Recently, Lawrence Berkeley National Lab revealed the secrets of the rotary motors that move archaea. It turns out they are different from the engine that powers the bacterial flagellum.
The motility structure of this third domain of life has long been called a flagellum, a whip-like filament that, like the well-studied bacterial flagellum, rotates like a propeller. But although the archaeal structure has a similar function, it is so profoundly different in structure, genetics, and evolution that the researchers argue it deserves its own name: archaellum. (Emphasis added.)
The archaellum bears some resemblance to a structure in bacteria called the Type IV pilus, a kind of “grappling hook” that allows the bacterium to adhere to other cells. But the resemblance ends there; the archaellum is a rotary motor analogous, but not homologous, to the bacterial flagellum. Moreover, the news release said, “This unique motor is highly conserved in all motile archaeal species.” So much for evolution.
Structurally, the archaellum appears to show irreducible complexity, in that it has multiple parts contributing to both assembly and motility. One of the key proteins is an ATP-driven unit called FlaI (pronounced “flah-eye”). Inhibition of this protein results in loss of both construction and rotation of the archaellum. Also involved are “a globular C?terminal domain, or CTD, [which] is connected by a flexible linker to a more variable N?terminal domain, or NTD, which constitutes a moveable tip.”
When bound to ATP, individual FlaI monomers arrange themselves into flat, six-unit rings, hexamers, with the ATPs serving as glue to hold them together. The result resembles a crown, with the CTD units forming the circlet and the free-to-move NTDs as the points.
Seven different conformations were recorded, revealing a dynamic play among the protein’s components in a changing, asymmetric assembly. From the detailed images, much of the action of the archaellum motor assembly could be deduced.
The illustrations show a beautifully designed mechanism.
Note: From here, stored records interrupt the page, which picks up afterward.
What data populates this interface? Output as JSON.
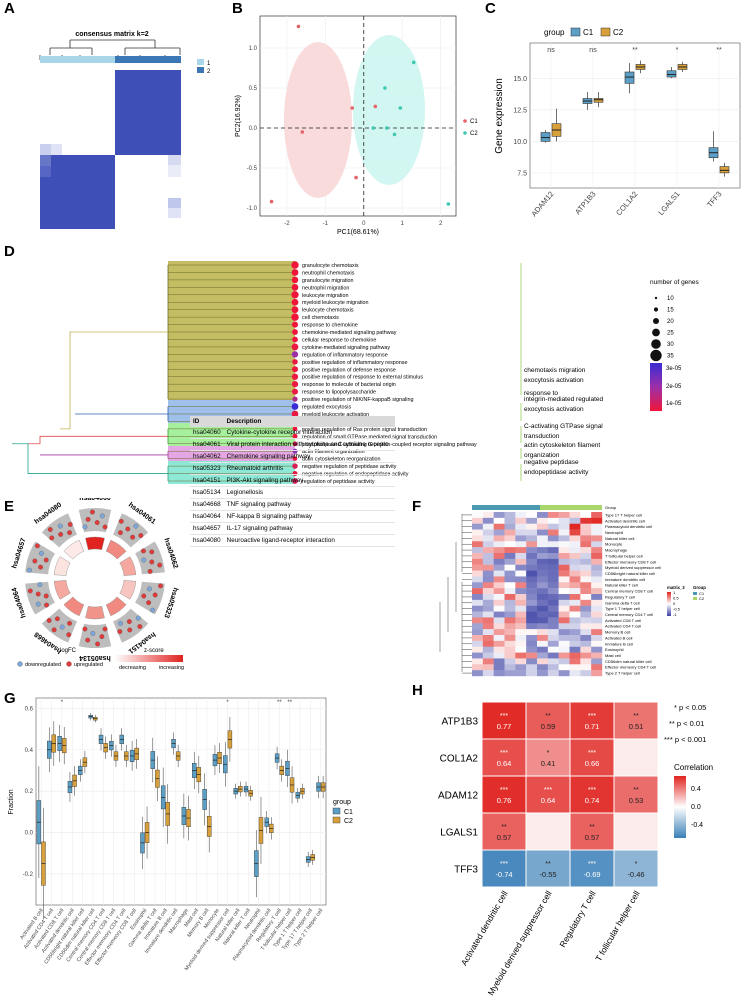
{
  "panel_labels": [
    "A",
    "B",
    "C",
    "D",
    "E",
    "F",
    "G",
    "H"
  ],
  "colors": {
    "c1": "#5b9fc6",
    "c2": "#d8a03a",
    "pink": "#f8d7d7",
    "teal": "#cdf5ef",
    "c1pt": "#e5636b",
    "c2pt": "#3ec7b1",
    "heat_blue": "#3f4fb8",
    "olive": "#c5bd63",
    "blue_band": "#9ec0ea",
    "green_band": "#a6ef9c",
    "pink_band": "#e5a7e3",
    "cyan_band": "#8fe8d6"
  },
  "panelA": {
    "title": "consensus matrix k=2",
    "legend": [
      "1",
      "2"
    ]
  },
  "panelB": {
    "xlabel": "PC1(68.61%)",
    "ylabel": "PC2(16.92%)",
    "xticks": [
      "-2",
      "-1",
      "0",
      "1",
      "2"
    ],
    "yticks": [
      "1.0",
      "0.5",
      "0.0",
      "-0.5",
      "-1.0"
    ],
    "legend": [
      "C1",
      "C2"
    ]
  },
  "panelC": {
    "legend_title": "group",
    "legend": [
      "C1",
      "C2"
    ],
    "ylabel": "Gene expression",
    "yticks": [
      "15.0",
      "12.5",
      "10.0",
      "7.5"
    ],
    "genes": [
      "ADAM12",
      "ATP1B3",
      "COL1A2",
      "LGALS1",
      "TFF3"
    ],
    "signif": [
      "ns",
      "ns",
      "**",
      "*",
      "**"
    ]
  },
  "panelD": {
    "terms": [
      "granulocyte chemotaxis",
      "neutrophil chemotaxis",
      "granulocyte migration",
      "neutrophil migration",
      "leukocyte migration",
      "myeloid leukocyte migration",
      "leukocyte chemotaxis",
      "cell chemotaxis",
      "response to chemokine",
      "chemokine-mediated signaling pathway",
      "cellular response to chemokine",
      "cytokine-mediated signaling pathway",
      "regulation of inflammatory response",
      "positive regulation of inflammatory response",
      "positive regulation of defense response",
      "positive regulation of response to external stimulus",
      "response to molecule of bacterial origin",
      "response to lipopolysaccharide",
      "positive regulation of NIK/NF-kappaB signaling",
      "regulated exocytosis",
      "myeloid leukocyte activation",
      "integrin-mediated signaling pathway",
      "positive regulation of Ras protein signal transduction",
      "regulation of small GTPase mediated signal transduction",
      "phospholipase C-activating G protein-coupled receptor signaling pathway",
      "actin filament organization",
      "actin cytoskeleton reorganization",
      "negative regulation of peptidase activity",
      "negative regulation of endopeptidase activity",
      "regulation of peptidase activity"
    ],
    "cluster_labels": [
      [
        "chemotaxis migration",
        "exocytosis activation",
        "response to"
      ],
      [
        "integrin-mediated regulated",
        "exocytosis activation"
      ],
      [
        "C-activating GTPase signal",
        "transduction"
      ],
      [
        "actin cytoskeleton filament",
        "organization"
      ],
      [
        "negative peptidase",
        "endopeptidase activity"
      ]
    ],
    "size_legend_title": "number of genes",
    "size_legend": [
      "10",
      "15",
      "20",
      "25",
      "30",
      "35"
    ],
    "color_legend": [
      "3e-05",
      "2e-05",
      "1e-05"
    ]
  },
  "panelE": {
    "ring_labels": [
      "hsa04060",
      "hsa04061",
      "hsa04062",
      "hsa05323",
      "hsa04151",
      "hsa05134",
      "hsa04668",
      "hsa04064",
      "hsa04657",
      "hsa04080"
    ],
    "table_header": [
      "ID",
      "Description"
    ],
    "rows": [
      [
        "hsa04060",
        "Cytokine-cytokine receptor interaction"
      ],
      [
        "hsa04061",
        "Viral protein interaction with cytokine and cytokine recepto"
      ],
      [
        "hsa04062",
        "Chemokine signaling pathway"
      ],
      [
        "hsa05323",
        "Rheumatoid arthritis"
      ],
      [
        "hsa04151",
        "PI3K-Akt signaling pathway"
      ],
      [
        "hsa05134",
        "Legionellosis"
      ],
      [
        "hsa04668",
        "TNF signaling pathway"
      ],
      [
        "hsa04064",
        "NF-kappa B signaling pathway"
      ],
      [
        "hsa04657",
        "IL-17 signaling pathway"
      ],
      [
        "hsa04080",
        "Neuroactive ligand-receptor interaction"
      ]
    ],
    "logfc_title": "logFC",
    "logfc_legend": [
      "downregulated",
      "upregulated"
    ],
    "z_title": "z-score",
    "z_legend": [
      "decreasing",
      "increasing"
    ]
  },
  "panelF": {
    "row_labels": [
      "Group",
      "Type 17 T helper cell",
      "Activated dendritic cell",
      "Plasmacytoid dendritic cell",
      "Neutrophil",
      "Natural killer cell",
      "Monocyte",
      "Macrophage",
      "T follicular helper cell",
      "Effector memeory CD8 T cell",
      "Myeloid derived suppressor cell",
      "CD56bright natural killer cell",
      "Immature dendritic cell",
      "Natural killer T cell",
      "Central memory CD8 T cell",
      "Regulatory T cell",
      "Gamma delta T cell",
      "Type 1 T helper cell",
      "Central memory CD4 T cell",
      "Activated CD8 T cell",
      "Activated CD4 T cell",
      "Memory B cell",
      "Activated B cell",
      "Immature B cell",
      "Eosinophil",
      "Mast cell",
      "CD56dim natural killer cell",
      "Effector memeory CD4 T cell",
      "Type 2 T helper cell"
    ],
    "legend_title_1": "matrix_3",
    "legend_title_2": "Group",
    "legend_vals": [
      "1",
      "0.5",
      "0",
      "-0.5",
      "-1"
    ],
    "legend_groups": [
      "C1",
      "C2"
    ]
  },
  "panelG": {
    "ylabel": "Fraction",
    "yticks": [
      "0.6",
      "0.4",
      "0.2",
      "0.0",
      "-0.2"
    ],
    "legend_title": "group",
    "legend": [
      "C1",
      "C2"
    ],
    "cells": [
      "Activated B cell",
      "Activated CD4 T cell",
      "Activated CD8 T cell",
      "Activated dendritic cell",
      "CD56bright natural killer cell",
      "CD56dim natural killer cell",
      "Central memory CD4 T cell",
      "Central memory CD8 T cell",
      "Effector memeory CD4 T cell",
      "Effector memeory CD8 T cell",
      "Eosinophil",
      "Gamma delta T cell",
      "Immature B cell",
      "Immature dendritic cell",
      "Macrophage",
      "Mast cell",
      "Memory B cell",
      "Monocyte",
      "Myeloid derived suppressor cell",
      "Natural killer cell",
      "Natural killer T cell",
      "Neutrophil",
      "Plasmacytoid dendritic cell",
      "Regulatory T cell",
      "T follicular helper cell",
      "Type 1 T helper cell",
      "Type 17 T helper cell",
      "Type 2 T helper cell"
    ],
    "signif": [
      "",
      "",
      "*",
      "",
      "",
      "",
      "",
      "",
      "",
      "",
      "",
      "",
      "",
      "",
      "",
      "",
      "",
      "",
      "*",
      "",
      "",
      "",
      "",
      "**",
      "**",
      "",
      "",
      ""
    ]
  },
  "panelH": {
    "genes": [
      "ATP1B3",
      "COL1A2",
      "ADAM12",
      "LGALS1",
      "TFF3"
    ],
    "cells": [
      "Activated dendritic cell",
      "Myeloid derived suppressor cell",
      "Regulatory T cell",
      "T follicular helper cell"
    ],
    "stars": [
      [
        "***",
        "**",
        "***",
        "**"
      ],
      [
        "***",
        "*",
        "***",
        ""
      ],
      [
        "***",
        "***",
        "***",
        "**"
      ],
      [
        "**",
        "",
        "**",
        ""
      ],
      [
        "***",
        "**",
        "***",
        "*"
      ]
    ],
    "values": [
      [
        "0.77",
        "0.59",
        "0.71",
        "0.51"
      ],
      [
        "0.64",
        "0.41",
        "0.66",
        ""
      ],
      [
        "0.76",
        "0.64",
        "0.74",
        "0.53"
      ],
      [
        "0.57",
        "",
        "0.57",
        ""
      ],
      [
        "-0.74",
        "-0.55",
        "-0.69",
        "-0.46"
      ]
    ],
    "sig_legend": [
      "* p < 0.05",
      "** p < 0.01",
      "*** p < 0.001"
    ],
    "corr_title": "Correlation",
    "corr_ticks": [
      "0.4",
      "0.0",
      "-0.4"
    ]
  },
  "chart_data": [
    {
      "type": "heatmap",
      "panel": "A",
      "title": "consensus matrix k=2",
      "legend": [
        "1",
        "2"
      ]
    },
    {
      "type": "scatter",
      "panel": "B",
      "xlabel": "PC1(68.61%)",
      "ylabel": "PC2(16.92%)",
      "xlim": [
        -2.7,
        2.4
      ],
      "ylim": [
        -1.1,
        1.4
      ],
      "series": [
        {
          "name": "C1",
          "x": [
            -1.7,
            -1.6,
            -2.4,
            -0.3,
            -0.2,
            0.3
          ],
          "y": [
            1.27,
            -0.05,
            -0.92,
            0.25,
            -0.62,
            0.27
          ]
        },
        {
          "name": "C2",
          "x": [
            0.25,
            0.55,
            0.95,
            1.3,
            0.6,
            2.2,
            0.8
          ],
          "y": [
            0.0,
            0.5,
            0.25,
            0.82,
            0.0,
            -0.95,
            -0.08
          ]
        }
      ]
    },
    {
      "type": "box",
      "panel": "C",
      "ylabel": "Gene expression",
      "categories": [
        "ADAM12",
        "ATP1B3",
        "COL1A2",
        "LGALS1",
        "TFF3"
      ],
      "ylim": [
        6.3,
        17.8
      ],
      "series": [
        {
          "name": "C1",
          "median": [
            10.3,
            13.2,
            15.1,
            15.3,
            9.1
          ],
          "q1": [
            10.0,
            13.0,
            14.6,
            15.1,
            8.7
          ],
          "q3": [
            10.7,
            13.4,
            15.5,
            15.6,
            9.5
          ],
          "min": [
            9.9,
            12.5,
            13.8,
            15.0,
            8.4
          ],
          "max": [
            10.9,
            13.9,
            16.2,
            15.9,
            10.8
          ]
        },
        {
          "name": "C2",
          "median": [
            10.9,
            13.3,
            15.9,
            15.9,
            7.7
          ],
          "q1": [
            10.4,
            13.1,
            15.7,
            15.7,
            7.5
          ],
          "q3": [
            11.4,
            13.4,
            16.1,
            16.1,
            8.0
          ],
          "min": [
            10.0,
            12.7,
            15.4,
            15.5,
            7.2
          ],
          "max": [
            12.6,
            13.9,
            16.4,
            16.3,
            8.3
          ]
        }
      ],
      "annotations": [
        "ns",
        "ns",
        "**",
        "*",
        "**"
      ]
    },
    {
      "type": "dendrogram",
      "panel": "D",
      "size_legend": [
        10,
        15,
        20,
        25,
        30,
        35
      ],
      "color_legend": [
        "3e-05",
        "2e-05",
        "1e-05"
      ]
    },
    {
      "type": "heatmap",
      "panel": "F",
      "legend_values": [
        1,
        0.5,
        0,
        -0.5,
        -1
      ]
    },
    {
      "type": "box",
      "panel": "G",
      "ylabel": "Fraction",
      "ylim": [
        -0.35,
        0.65
      ],
      "categories": [
        "Activated B cell",
        "Activated CD4 T cell",
        "Activated CD8 T cell",
        "Activated dendritic cell",
        "CD56bright natural killer cell",
        "CD56dim natural killer cell",
        "Central memory CD4 T cell",
        "Central memory CD8 T cell",
        "Effector memeory CD4 T cell",
        "Effector memeory CD8 T cell",
        "Eosinophil",
        "Gamma delta T cell",
        "Immature B cell",
        "Immature dendritic cell",
        "Macrophage",
        "Mast cell",
        "Memory B cell",
        "Monocyte",
        "Myeloid derived suppressor cell",
        "Natural killer cell",
        "Natural killer T cell",
        "Neutrophil",
        "Plasmacytoid dendritic cell",
        "Regulatory T cell",
        "T follicular helper cell",
        "Type 1 T helper cell",
        "Type 17 T helper cell",
        "Type 2 T helper cell"
      ],
      "series": [
        {
          "name": "C1",
          "median": [
            0.05,
            0.4,
            0.43,
            0.22,
            0.3,
            0.56,
            0.45,
            0.42,
            0.45,
            0.37,
            -0.05,
            0.35,
            0.17,
            0.43,
            0.08,
            0.3,
            0.16,
            0.35,
            0.33,
            0.2,
            0.21,
            -0.15,
            0.05,
            0.36,
            0.31,
            0.18,
            -0.13,
            0.22
          ]
        },
        {
          "name": "C2",
          "median": [
            -0.15,
            0.43,
            0.42,
            0.25,
            0.34,
            0.55,
            0.41,
            0.37,
            0.37,
            0.38,
            0.0,
            0.26,
            0.09,
            0.37,
            0.07,
            0.28,
            0.03,
            0.36,
            0.45,
            0.21,
            0.19,
            0.01,
            0.02,
            0.3,
            0.23,
            0.2,
            -0.12,
            0.22
          ]
        }
      ],
      "annotations": [
        "",
        "",
        "*",
        "",
        "",
        "",
        "",
        "",
        "",
        "",
        "",
        "",
        "",
        "",
        "",
        "",
        "",
        "",
        "*",
        "",
        "",
        "",
        "",
        "**",
        "**",
        "",
        "",
        ""
      ]
    },
    {
      "type": "heatmap",
      "panel": "H",
      "rows": [
        "ATP1B3",
        "COL1A2",
        "ADAM12",
        "LGALS1",
        "TFF3"
      ],
      "columns": [
        "Activated dendritic cell",
        "Myeloid derived suppressor cell",
        "Regulatory T cell",
        "T follicular helper cell"
      ],
      "values": [
        [
          0.77,
          0.59,
          0.71,
          0.51
        ],
        [
          0.64,
          0.41,
          0.66,
          null
        ],
        [
          0.76,
          0.64,
          0.74,
          0.53
        ],
        [
          0.57,
          null,
          0.57,
          null
        ],
        [
          -0.74,
          -0.55,
          -0.69,
          -0.46
        ]
      ],
      "color_range": [
        -0.75,
        0.75
      ]
    }
  ]
}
Many more parts are needed for function:
The FlaI “crown” both assembles the archaellum and causes it to rotate, but it doesn’t work alone. Other important components are the protein FlaJ, which serves as a platform to which FlaI attaches and also forms a kind of bearing that penetrates the cell membrane, and FlaB, the subunits of the archaellum filament itself, plus other helper proteins.
FlaI is also found in bacterial Type IV pili and other secretory systems of microorganisms, but it serves different purposes there. In archaellum construction, FlaI pushes another structural component above the crown upon release of ATP, to allow more components in, causing the archaellum to grow. “The process is similar to the mechanism in a bacterial Type IV pilus, although the resulting structures operate very differently.”
The original paper in Molecular Cell states:
Crown interactions and conformations regulate assembly, motility, and force direction via a basic-clamp switching mechanism driving conformational changes between stable, backbone-interconnected moving blocks.
So here scientists have elucidated another irreducibly complex “outboard motor” that is assembled out of complex proteins according to a genetic plan. Yet this motor does not appear to be related to anything else within archaea. Evolutionists would not expect evolutionary sharing between two different kingdoms of life, even if some of the building blocks are the same. Moreover, within archaea, the archaella are “highly conserved” in this supposedly archaic, primitive kingdom of microbes.
Furthermore, the organism they studied, Sulfolobus acidocaldarius, has not just one, but three archaella. Add to that the fact that these motors need to assemble and work in hot springs and highly acidic conditions, and the only logical inference is intelligent design.